In order to deal with extreme I/I flows, the City of Wyoming’s wastewater treatment facility (WWTF) is transitioning from a controlled discharge lagoon to a continuous discharge process. Their lagoon size could only handle a certain level of flow due to high I/I flows—the WWTF was discharging multiple times per year which was in violation of their DNR permit.

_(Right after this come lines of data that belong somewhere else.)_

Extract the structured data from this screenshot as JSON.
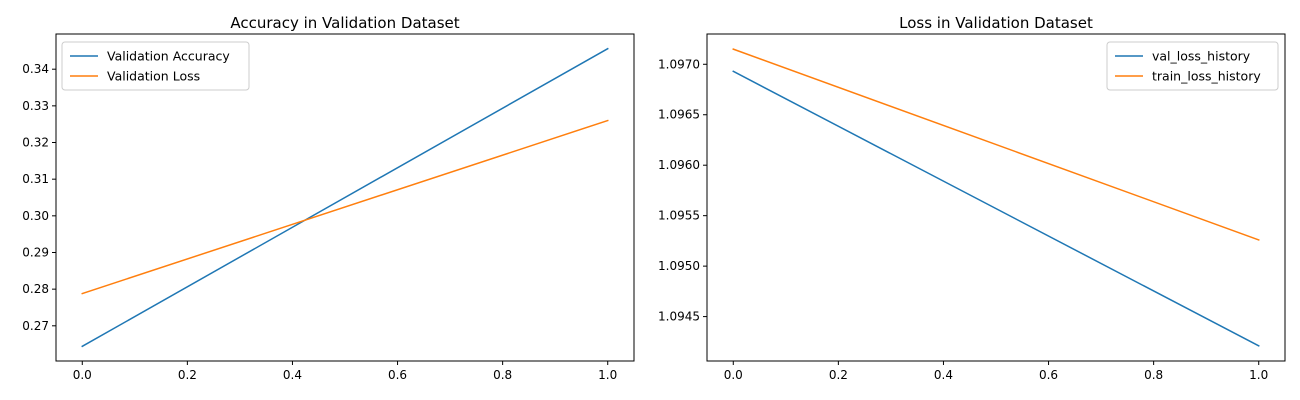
{
  "figure": {
    "background": "#ffffff"
  },
  "chart_data": [
    {
      "type": "line",
      "title": "Accuracy in Validation Dataset",
      "xlabel": "",
      "ylabel": "",
      "xlim": [
        -0.05,
        1.05
      ],
      "ylim": [
        0.2604,
        0.3496
      ],
      "xticks": [
        0.0,
        0.2,
        0.4,
        0.6,
        0.8,
        1.0
      ],
      "xtick_labels": [
        "0.0",
        "0.2",
        "0.4",
        "0.6",
        "0.8",
        "1.0"
      ],
      "yticks": [
        0.27,
        0.28,
        0.29,
        0.3,
        0.31,
        0.32,
        0.33,
        0.34
      ],
      "ytick_labels": [
        "0.27",
        "0.28",
        "0.29",
        "0.30",
        "0.31",
        "0.32",
        "0.33",
        "0.34"
      ],
      "grid": false,
      "legend_position": "top-left",
      "series": [
        {
          "name": "Validation Accuracy",
          "color": "#1f77b4",
          "x": [
            0,
            1
          ],
          "y": [
            0.2644,
            0.3456
          ]
        },
        {
          "name": "Validation Loss",
          "color": "#ff7f0e",
          "x": [
            0,
            1
          ],
          "y": [
            0.2788,
            0.326
          ]
        }
      ]
    },
    {
      "type": "line",
      "title": "Loss in Validation Dataset",
      "xlabel": "",
      "ylabel": "",
      "xlim": [
        -0.05,
        1.05
      ],
      "ylim": [
        1.09406,
        1.0973
      ],
      "xticks": [
        0.0,
        0.2,
        0.4,
        0.6,
        0.8,
        1.0
      ],
      "xtick_labels": [
        "0.0",
        "0.2",
        "0.4",
        "0.6",
        "0.8",
        "1.0"
      ],
      "yticks": [
        1.0945,
        1.095,
        1.0955,
        1.096,
        1.0965,
        1.097
      ],
      "ytick_labels": [
        "1.0945",
        "1.0950",
        "1.0955",
        "1.0960",
        "1.0965",
        "1.0970"
      ],
      "grid": false,
      "legend_position": "top-right",
      "series": [
        {
          "name": "val_loss_history",
          "color": "#1f77b4",
          "x": [
            0,
            1
          ],
          "y": [
            1.09693,
            1.09421
          ]
        },
        {
          "name": "train_loss_history",
          "color": "#ff7f0e",
          "x": [
            0,
            1
          ],
          "y": [
            1.09715,
            1.09526
          ]
        }
      ]
    }
  ]
}
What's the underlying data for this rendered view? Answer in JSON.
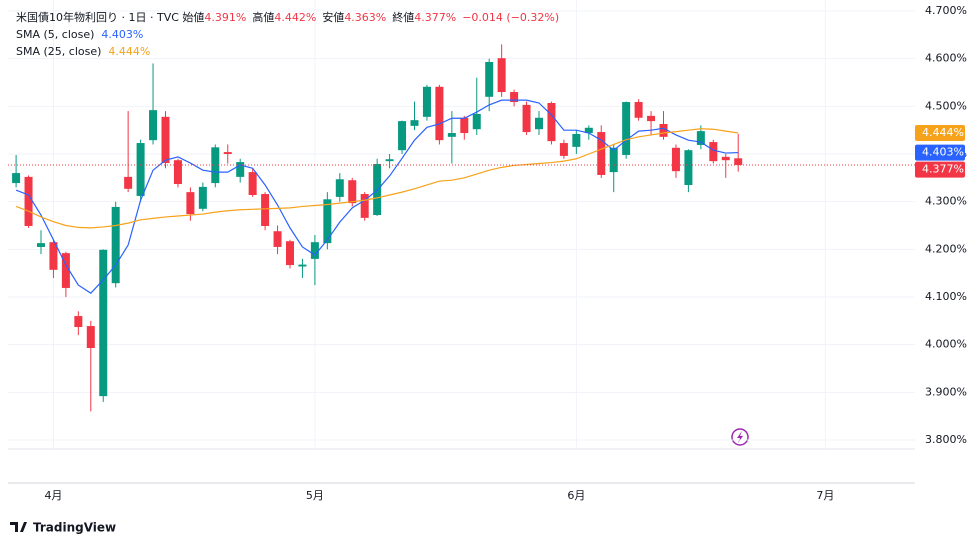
{
  "chart_data": {
    "type": "candlestick",
    "title": "米国債10年物利回り · 1日 · TVC",
    "ohlc_legend": [
      {
        "label": "始値",
        "value": 4.391,
        "value_label": "4.391%"
      },
      {
        "label": "高値",
        "value": 4.442,
        "value_label": "4.442%"
      },
      {
        "label": "安値",
        "value": 4.363,
        "value_label": "4.363%"
      },
      {
        "label": "終値",
        "value": 4.377,
        "value_label": "4.377%"
      }
    ],
    "change": {
      "value": -0.014,
      "percent": -0.32,
      "label": "−0.014 (−0.32%)"
    },
    "up_color": "#089981",
    "down_color": "#f23645",
    "open": [
      4.339,
      4.352,
      4.205,
      4.215,
      4.192,
      4.06,
      4.039,
      3.892,
      4.129,
      4.352,
      4.312,
      4.429,
      4.478,
      4.387,
      4.32,
      4.285,
      4.339,
      4.404,
      4.352,
      4.362,
      4.316,
      4.238,
      4.217,
      4.164,
      4.18,
      4.213,
      4.31,
      4.345,
      4.316,
      4.272,
      4.385,
      4.408,
      4.459,
      4.478,
      4.541,
      4.436,
      4.476,
      4.452,
      4.52,
      4.601,
      4.53,
      4.503,
      4.452,
      4.507,
      4.423,
      4.415,
      4.444,
      4.446,
      4.362,
      4.398,
      4.509,
      4.48,
      4.463,
      4.413,
      4.335,
      4.419,
      4.425,
      4.394,
      4.391
    ],
    "high": [
      4.398,
      4.355,
      4.24,
      4.22,
      4.195,
      4.07,
      4.05,
      4.2,
      4.3,
      4.49,
      4.43,
      4.59,
      4.49,
      4.39,
      4.33,
      4.34,
      4.42,
      4.42,
      4.39,
      4.37,
      4.32,
      4.25,
      4.22,
      4.18,
      4.23,
      4.32,
      4.36,
      4.35,
      4.32,
      4.39,
      4.4,
      4.47,
      4.51,
      4.545,
      4.545,
      4.49,
      4.48,
      4.56,
      4.6,
      4.63,
      4.535,
      4.51,
      4.49,
      4.51,
      4.43,
      4.45,
      4.46,
      4.46,
      4.42,
      4.51,
      4.515,
      4.49,
      4.49,
      4.42,
      4.41,
      4.46,
      4.43,
      4.4,
      4.442
    ],
    "low": [
      4.33,
      4.245,
      4.19,
      4.14,
      4.1,
      4.02,
      3.86,
      3.88,
      4.12,
      4.32,
      4.3,
      4.42,
      4.37,
      4.33,
      4.26,
      4.28,
      4.33,
      4.38,
      4.34,
      4.31,
      4.24,
      4.19,
      4.16,
      4.14,
      4.125,
      4.2,
      4.3,
      4.29,
      4.26,
      4.27,
      4.37,
      4.4,
      4.45,
      4.47,
      4.42,
      4.38,
      4.43,
      4.44,
      4.49,
      4.52,
      4.5,
      4.44,
      4.44,
      4.42,
      4.39,
      4.4,
      4.43,
      4.35,
      4.32,
      4.39,
      4.47,
      4.44,
      4.43,
      4.35,
      4.32,
      4.41,
      4.38,
      4.35,
      4.363
    ],
    "close": [
      4.36,
      4.249,
      4.213,
      4.157,
      4.119,
      4.037,
      3.993,
      4.199,
      4.289,
      4.327,
      4.423,
      4.492,
      4.381,
      4.337,
      4.274,
      4.331,
      4.414,
      4.4,
      4.383,
      4.314,
      4.249,
      4.205,
      4.167,
      4.168,
      4.215,
      4.305,
      4.347,
      4.297,
      4.266,
      4.379,
      4.389,
      4.469,
      4.471,
      4.541,
      4.429,
      4.444,
      4.444,
      4.484,
      4.593,
      4.53,
      4.509,
      4.446,
      4.476,
      4.427,
      4.396,
      4.442,
      4.455,
      4.356,
      4.413,
      4.509,
      4.476,
      4.469,
      4.436,
      4.364,
      4.408,
      4.448,
      4.385,
      4.387,
      4.377
    ],
    "last_close_label": "4.377%",
    "series": [
      {
        "name": "SMA (5, close)",
        "color": "#2962ff",
        "last_value_label": "4.403%",
        "values": [
          4.324,
          4.314,
          4.272,
          4.22,
          4.167,
          4.125,
          4.108,
          4.136,
          4.167,
          4.209,
          4.303,
          4.366,
          4.387,
          4.394,
          4.381,
          4.366,
          4.362,
          4.362,
          4.377,
          4.37,
          4.335,
          4.293,
          4.245,
          4.205,
          4.188,
          4.22,
          4.257,
          4.287,
          4.303,
          4.324,
          4.354,
          4.391,
          4.429,
          4.456,
          4.463,
          4.475,
          4.475,
          4.488,
          4.503,
          4.513,
          4.513,
          4.513,
          4.507,
          4.482,
          4.45,
          4.45,
          4.444,
          4.429,
          4.408,
          4.429,
          4.448,
          4.45,
          4.454,
          4.44,
          4.429,
          4.425,
          4.408,
          4.402,
          4.403
        ]
      },
      {
        "name": "SMA (25, close)",
        "color": "#f7a21b",
        "last_value_label": "4.444%",
        "values": [
          4.29,
          4.28,
          4.268,
          4.258,
          4.25,
          4.246,
          4.245,
          4.247,
          4.25,
          4.255,
          4.262,
          4.265,
          4.268,
          4.27,
          4.272,
          4.274,
          4.278,
          4.281,
          4.283,
          4.284,
          4.285,
          4.286,
          4.287,
          4.29,
          4.292,
          4.294,
          4.297,
          4.3,
          4.303,
          4.308,
          4.314,
          4.32,
          4.327,
          4.335,
          4.343,
          4.345,
          4.35,
          4.358,
          4.366,
          4.372,
          4.376,
          4.378,
          4.38,
          4.382,
          4.385,
          4.39,
          4.4,
          4.41,
          4.42,
          4.43,
          4.436,
          4.44,
          4.444,
          4.447,
          4.45,
          4.453,
          4.452,
          4.448,
          4.444
        ]
      }
    ],
    "xlim": [
      -0.65,
      72.2
    ],
    "xticks": [
      {
        "value": 3,
        "label": "4月"
      },
      {
        "value": 24,
        "label": "5月"
      },
      {
        "value": 45,
        "label": "6月"
      },
      {
        "value": 65,
        "label": "7月"
      }
    ],
    "ylim": [
      3.8,
      4.7
    ],
    "yticks": [
      {
        "value": 3.8,
        "label": "3.800%"
      },
      {
        "value": 3.9,
        "label": "3.900%"
      },
      {
        "value": 4.0,
        "label": "4.000%"
      },
      {
        "value": 4.1,
        "label": "4.100%"
      },
      {
        "value": 4.2,
        "label": "4.200%"
      },
      {
        "value": 4.3,
        "label": "4.300%"
      },
      {
        "value": 4.4,
        "label": "4.400%"
      },
      {
        "value": 4.5,
        "label": "4.500%"
      },
      {
        "value": 4.6,
        "label": "4.600%"
      },
      {
        "value": 4.7,
        "label": "4.700%"
      }
    ],
    "grid": true,
    "branding": "TradingView"
  }
}
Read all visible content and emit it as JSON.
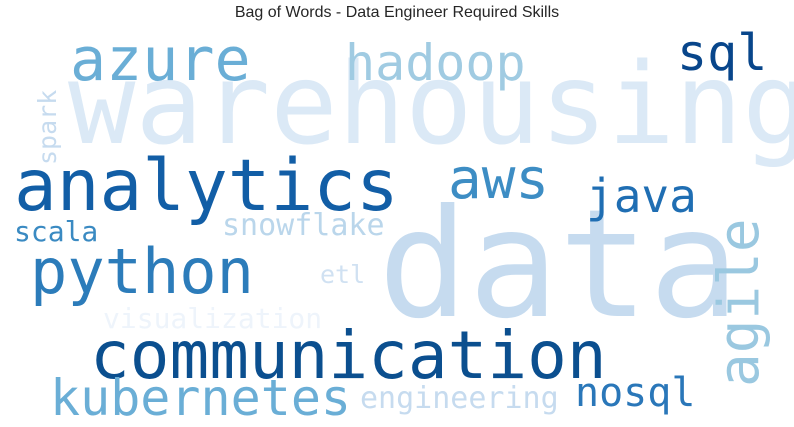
{
  "chart_data": {
    "type": "wordcloud",
    "title": "Bag of Words - Data Engineer Required Skills",
    "colormap": "Blues",
    "background": "#ffffff",
    "words": [
      {
        "text": "data",
        "weight": 1.0,
        "color": "#c6dbef"
      },
      {
        "text": "warehousing",
        "weight": 0.86,
        "color": "#dbe9f6"
      },
      {
        "text": "analytics",
        "weight": 0.71,
        "color": "#125ea6"
      },
      {
        "text": "communication",
        "weight": 0.66,
        "color": "#0b4f8f"
      },
      {
        "text": "python",
        "weight": 0.62,
        "color": "#2c7cba"
      },
      {
        "text": "azure",
        "weight": 0.6,
        "color": "#6aaed6"
      },
      {
        "text": "aws",
        "weight": 0.48,
        "color": "#3d8dc4"
      },
      {
        "text": "agile",
        "weight": 0.47,
        "color": "#9ac8e0"
      },
      {
        "text": "kubernetes",
        "weight": 0.47,
        "color": "#6aaed6"
      },
      {
        "text": "hadoop",
        "weight": 0.42,
        "color": "#a0cbe2"
      },
      {
        "text": "sql",
        "weight": 0.4,
        "color": "#08468b"
      },
      {
        "text": "java",
        "weight": 0.39,
        "color": "#1f6eb3"
      },
      {
        "text": "nosql",
        "weight": 0.34,
        "color": "#2a77b9"
      },
      {
        "text": "snowflake",
        "weight": 0.25,
        "color": "#bad6eb"
      },
      {
        "text": "engineering",
        "weight": 0.25,
        "color": "#c6dbef"
      },
      {
        "text": "visualization",
        "weight": 0.24,
        "color": "#eef4fb"
      },
      {
        "text": "scala",
        "weight": 0.22,
        "color": "#3a8ac2"
      },
      {
        "text": "spark",
        "weight": 0.2,
        "color": "#c6dbef"
      },
      {
        "text": "etl",
        "weight": 0.2,
        "color": "#d0e1f2"
      }
    ]
  }
}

IIW is currently assisting the City with a lagoon upgrade and headworks improvement project that will allow the WWTF to meet the DNR’s permit levels. The project included construction of a new aerated lagoon and Submerged Attached Growth Reactor (SAGR) System, within the limits of one of the existing non-aerated lagoon cells. Construction of the new lagoon system will involve the removal of sewage sludge, construction of earthen lagoon basins, erection of chemical feed and blower buildings, installation of aeration piping and diffusers, and construction of a SAGR ammonia removal system. The project also includes construction of a chlorine contact basin, flow metering manhole, recirculation pump station, yard piping and manholes, and construction of access roadways. Electrical improvements and discharge piping modifications at the Influent Lift Station that feeds raw wastewater to the WWTF will also be made.
The Wyoming WWTF is the third SAGR System to be permitted by the Iowa DNR. An SAGR Sytem utilizes a fully aerated, clean stone bed for water flow. A mulch layer is used to prevent ice and allow treatment at near freezing temperatures.